The good season-opening omens went only in one direction Monday.
11 Comments
Great game to watch. The players responded to opening night well, as they have for 7 years now. Let’s see them play that way consistently now. Putting this more on the Angels being rather overrated this season and Weaver having an off night. Usually he’s a Mariner killer. But Pujols seems to be on the slow track of Kevin Mitchell-ville and Hamilton just isn’t the player he was in Texas. I’d only be mildly surprised if the M’s finish ahead of the Angels.
Angels have missed playoffs four years in a row. Mariners 12 in a row. The Angels appear to have the ability to rally from that deficit.

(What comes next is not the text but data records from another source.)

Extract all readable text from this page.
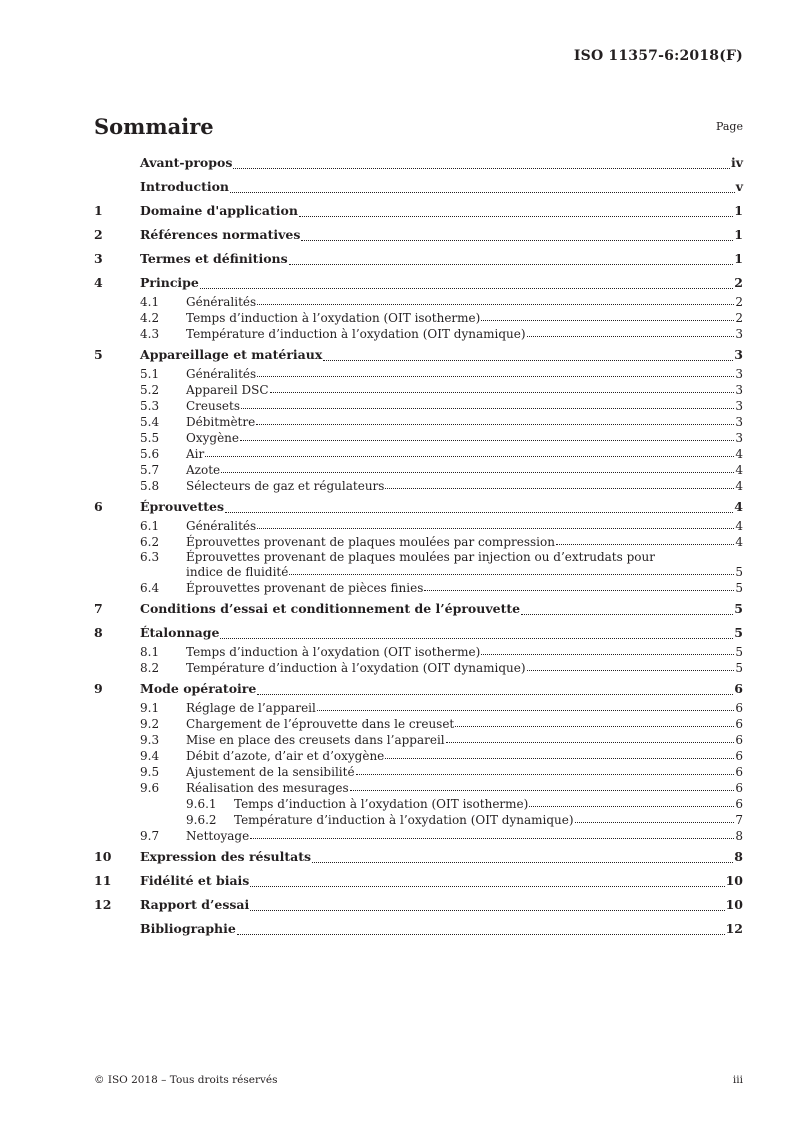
ISO 11357-6:2018(F)
Sommaire	Page
Avant-propos	iv
Introduction	v
1	Domaine d'application	1
2	Références normatives	1
3	Termes et définitions	1
4	Principe	2
4.1	Généralités	2
4.2	Temps d’induction à l’oxydation (OIT isotherme)	2
4.3	Température d’induction à l’oxydation (OIT dynamique)	3
5	Appareillage et matériaux	3
5.1	Généralités	3
5.2	Appareil DSC	3
5.3	Creusets	3
5.4	Débitmètre	3
5.5	Oxygène	3
5.6	Air	4
5.7	Azote	4
5.8	Sélecteurs de gaz et régulateurs	4
6	Éprouvettes	4
6.1	Généralités	4
6.2	Éprouvettes provenant de plaques moulées par compression	4
6.3	Éprouvettes provenant de plaques moulées par injection ou d’extrudats pour
indice de fluidité	5
6.4	Éprouvettes provenant de pièces finies	5
7	Conditions d’essai et conditionnement de l’éprouvette	5
8	Étalonnage	5
8.1	Temps d’induction à l’oxydation (OIT isotherme)	5
8.2	Température d’induction à l’oxydation (OIT dynamique)	5
9	Mode opératoire	6
9.1	Réglage de l’appareil	6
9.2	Chargement de l’éprouvette dans le creuset	6
9.3	Mise en place des creusets dans l’appareil	6
9.4	Débit d’azote, d’air et d’oxygène	6
9.5	Ajustement de la sensibilité	6
9.6	Réalisation des mesurages	6
9.6.1	Temps d’induction à l’oxydation (OIT isotherme)	6
9.6.2	Température d’induction à l’oxydation (OIT dynamique)	7
9.7	Nettoyage	8
10	Expression des résultats	8
11	Fidélité et biais	10
12	Rapport d’essai	10
Bibliographie	12
© ISO 2018 – Tous droits réservés	iii
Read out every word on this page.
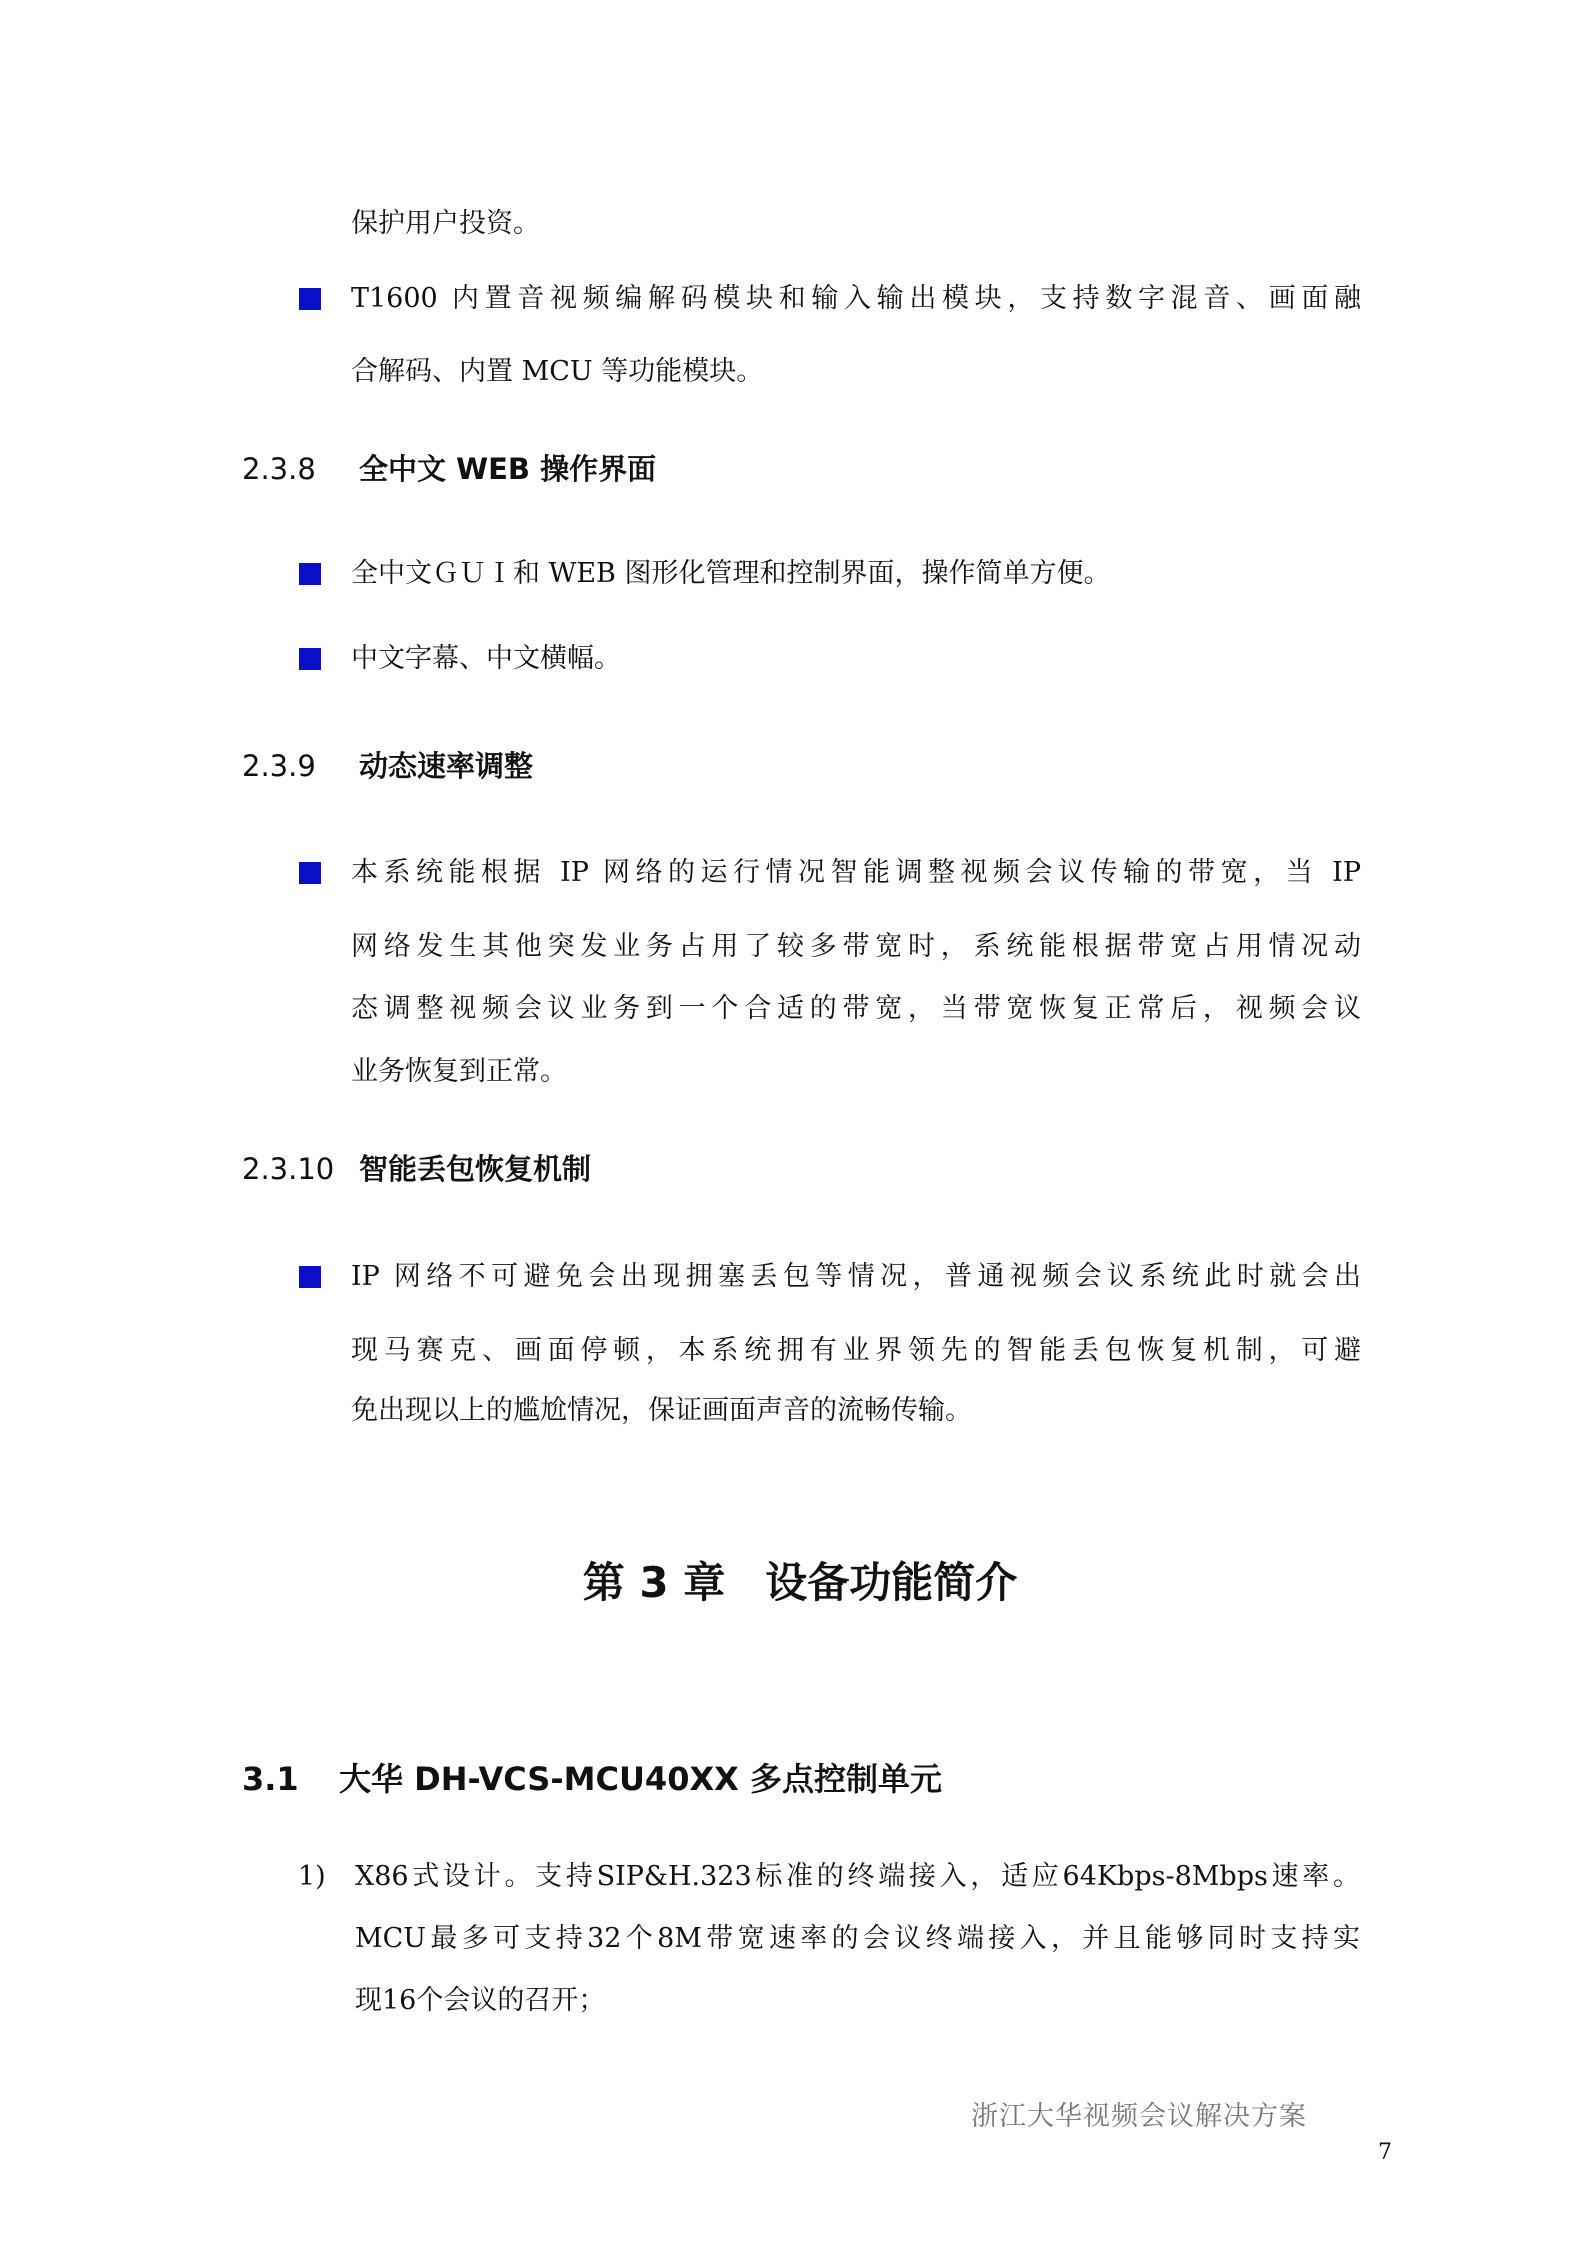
保护用户投资。
T1600 内置音视频编解码模块和输入输出模块，支持数字混音、画面融
合解码、内置 MCU 等功能模块。
2.3.8 全中文 WEB 操作界面
全中文ＧＵＩ和 WEB 图形化管理和控制界面，操作简单方便。
中文字幕、中文横幅。
2.3.9 动态速率调整
本系统能根据 IP 网络的运行情况智能调整视频会议传输的带宽，当 IP
网络发生其他突发业务占用了较多带宽时，系统能根据带宽占用情况动
态调整视频会议业务到一个合适的带宽，当带宽恢复正常后，视频会议
业务恢复到正常。
2.3.10 智能丢包恢复机制
IP 网络不可避免会出现拥塞丢包等情况，普通视频会议系统此时就会出
现马赛克、画面停顿，本系统拥有业界领先的智能丢包恢复机制，可避
免出现以上的尴尬情况，保证画面声音的流畅传输。
第 3 章 设备功能简介
3.1 大华 DH-VCS-MCU40XX 多点控制单元
1)	X86式设计。支持SIP&H.323标准的终端接入，适应64Kbps-8Mbps速率。
MCU最多可支持32个8M带宽速率的会议终端接入，并且能够同时支持实
现16个会议的召开；
浙江大华视频会议解决方案
7
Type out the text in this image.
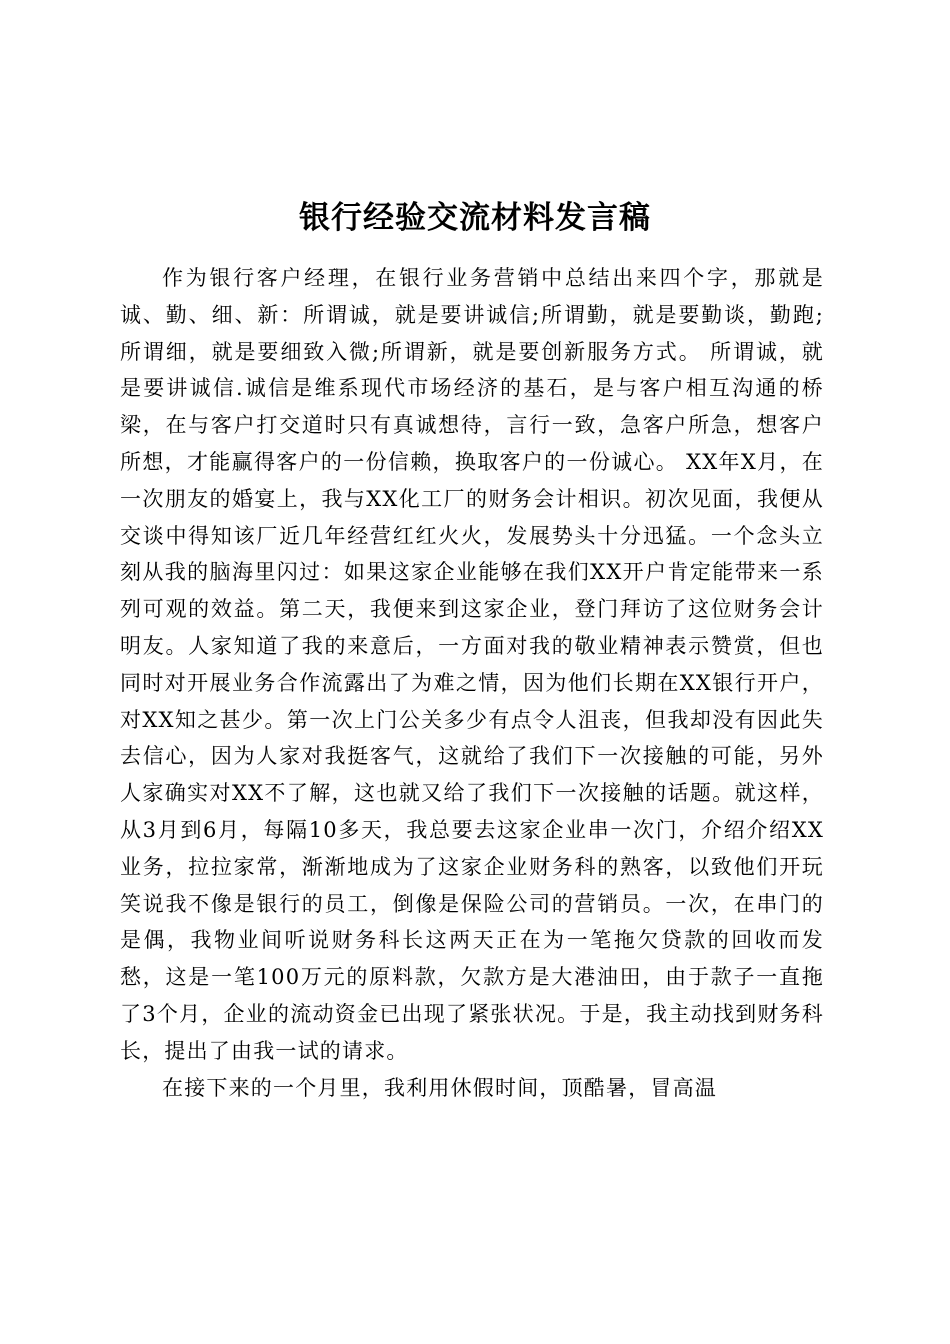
银行经验交流材料发言稿

作为银行客户经理，在银行业务营销中总结出来四个字，那就是诚、勤、细、新：所谓诚，就是要讲诚信;所谓勤，就是要勤谈，勤跑;所谓细，就是要细致入微;所谓新，就是要创新服务方式。 所谓诚，就是要讲诚信.诚信是维系现代市场经济的基石，是与客户相互沟通的桥梁，在与客户打交道时只有真诚想待，言行一致，急客户所急，想客户所想，才能赢得客户的一份信赖，换取客户的一份诚心。 XX年X月，在一次朋友的婚宴上，我与XX化工厂的财务会计相识。初次见面，我便从交谈中得知该厂近几年经营红红火火，发展势头十分迅猛。一个念头立刻从我的脑海里闪过：如果这家企业能够在我们XX开户肯定能带来一系列可观的效益。第二天，我便来到这家企业，登门拜访了这位财务会计明友。人家知道了我的来意后，一方面对我的敬业精神表示赞赏，但也同时对开展业务合作流露出了为难之情，因为他们长期在XX银行开户，对XX知之甚少。第一次上门公关多少有点令人沮丧，但我却没有因此失去信心，因为人家对我挺客气，这就给了我们下一次接触的可能，另外人家确实对XX不了解，这也就又给了我们下一次接触的话题。就这样，从3月到6月，每隔10多天，我总要去这家企业串一次门，介绍介绍XX业务，拉拉家常，渐渐地成为了这家企业财务科的熟客，以致他们开玩笑说我不像是银行的员工，倒像是保险公司的营销员。一次，在串门的是偶，我物业间听说财务科长这两天正在为一笔拖欠贷款的回收而发愁，这是一笔100万元的原料款，欠款方是大港油田，由于款子一直拖了3个月，企业的流动资金已出现了紧张状况。于是，我主动找到财务科长，提出了由我一试的请求。

在接下来的一个月里，我利用休假时间，顶酷暑，冒高温
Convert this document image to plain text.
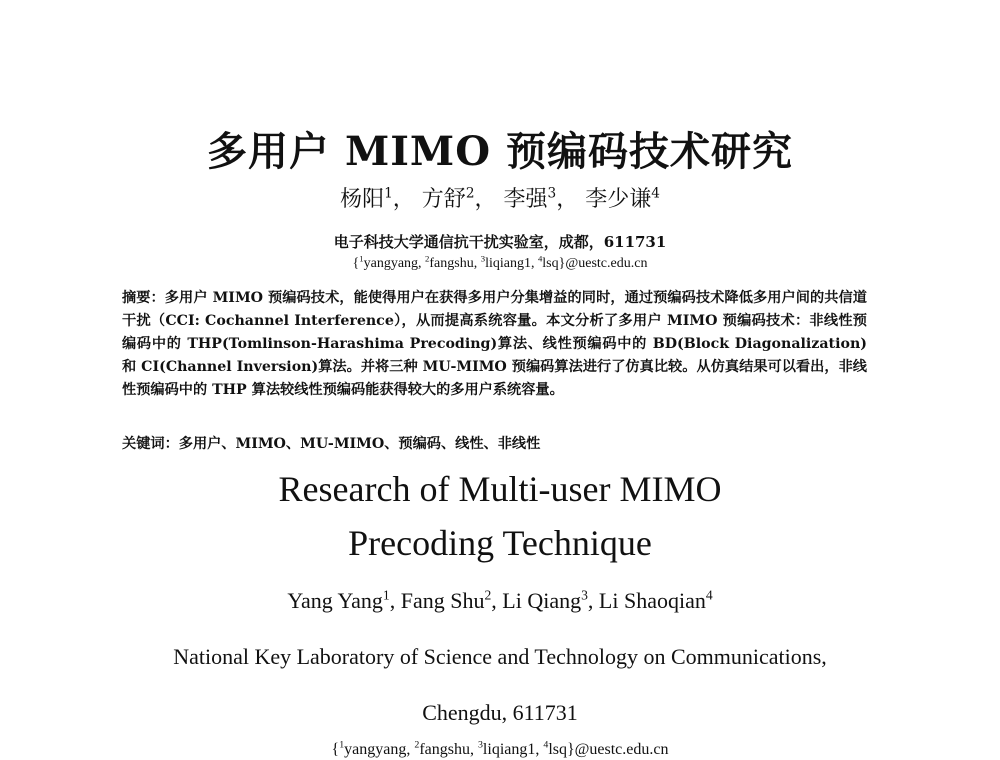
多用户 MIMO 预编码技术研究
杨阳$^1$， 方舒$^2$， 李强$^3$， 李少谦$^4$
电子科技大学通信抗干扰实验室，成都，611731
{$^1$yangyang, $^2$fangshu, $^3$liqiang1, $^4$lsq}@uestc.edu.cn
摘要：多用户 MIMO 预编码技术，能使得用户在获得多用户分集增益的同时，通过预编码技术降低多用户间的共信道干扰（CCI: Cochannel Interference），从而提高系统容量。本文分析了多用户 MIMO 预编码技术：非线性预编码中的 THP(Tomlinson-Harashima Precoding)算法、线性预编码中的 BD(Block Diagonalization)和 CI(Channel Inversion)算法。并将三种 MU-MIMO 预编码算法进行了仿真比较。从仿真结果可以看出，非线性预编码中的 THP 算法较线性预编码能获得较大的多用户系统容量。
关键词：多用户、MIMO、MU-MIMO、预编码、线性、非线性
Research of Multi-user MIMO
Precoding Technique
Yang Yang$^1$, Fang Shu$^2$, Li Qiang$^3$, Li Shaoqian$^4$
National Key Laboratory of Science and Technology on Communications,
Chengdu, 611731
{$^1$yangyang, $^2$fangshu, $^3$liqiang1, $^4$lsq}@uestc.edu.cn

OTOH, doesn’t that make 8 straight Opening Day wins for the Ms? None of which, of course, have been followed by a season ending with a post-season appearance.
Let’s see how things go between Felix’s starts, the real proof of the pudding.
Wait . . . for $175M, he doesn’t pitch every day?
Some teams transition from spring ball to the regular season better than others. I can’t fault the M’s if they still think they’re playing Cactus League games. Hope they stay confused into July or later.
The Angels certainly had “B” game in them. Especially if Jered Weaver is No. 1 pitcher.
no need for the “rally cap” last night..
the sun is shining.
the mountain is out.
felix produces K’s in double figures.
the m’s are not in last place.
woo hoo.
go m’s
If you get $2 beer at Safeco, you’ll never go home.
good game but notice the 0fer in the dh slot from LoMo? jesus time!!!! bring him up up up for easter dammit.
Hope your wife is easier on you when you screw up for the first time.
she usually calls for “jesus!” when i screw up.